Te Ani Rakete has always wanted to help people and share the experiences of his troubled youth.
“When my mother in law and sister enrolled at Otago Polytechnic, I decided to apply as well. I nearly didn’t … when it came to the police vetting, I knew there’d be issues.”
Te Ani grew up in a gang and has been in and out of prison. But he was ready to make a change, and the staff at the School of Social Services encouraged him to enrol. He started with a Certificate in Human Services.
“The academic side was hard, I’d left school at 14 years old, but the teachers helped me heaps. They’d even stay into the evening helping me in their own time.”
Te Ani got so much out of it, he came back to study for a Bachelor of Social Services.

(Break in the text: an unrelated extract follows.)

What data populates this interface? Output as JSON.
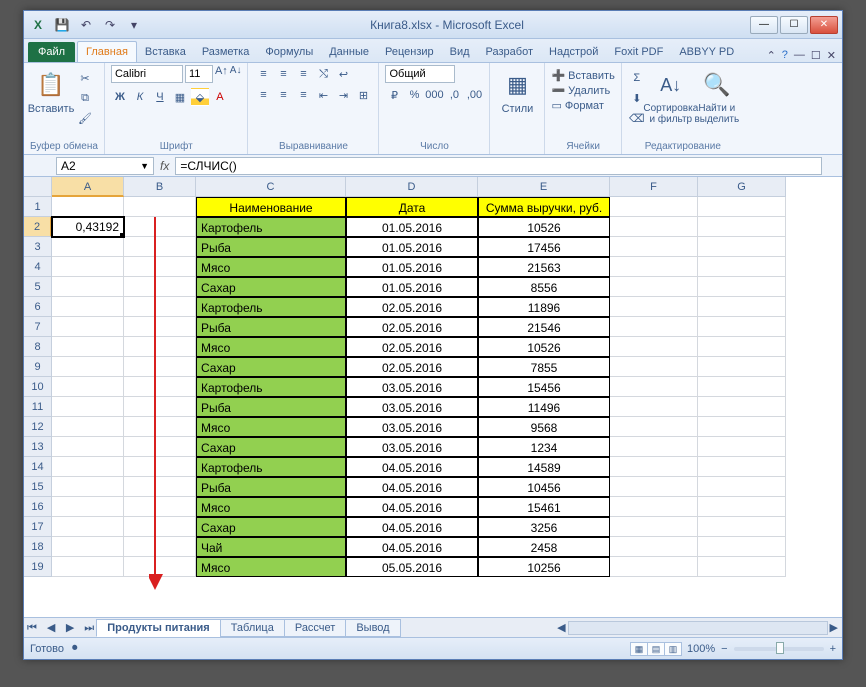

“I’ve always been a practical person. I prefer hands-on learning to theory, but with plenty of support, I’ve actually learnt to like the academic aspects of the programme. I enjoy writing essays now!”
Inspired by his studies and desire to help people, Te Ani and his family set up “Whānau Whānui” which means ‘Extended Family’. It started with just his immediate family and has now grown to about 80 people. They focus on the whole person – promoting sport and healthy living to everyone, from children to grandparents.
Te Ani says the skills he’s learning through his Bachelor of Social Services are taking him closer to his dream: to establish a facility that caters for all aspects of life; counselling, mental health, physical health … addressing any issues someone might face in their life. This holistic approach is very much modelled from a Māori world viewpoint.
“That’s my end goal, and I can see that my studies will help me in that quest.”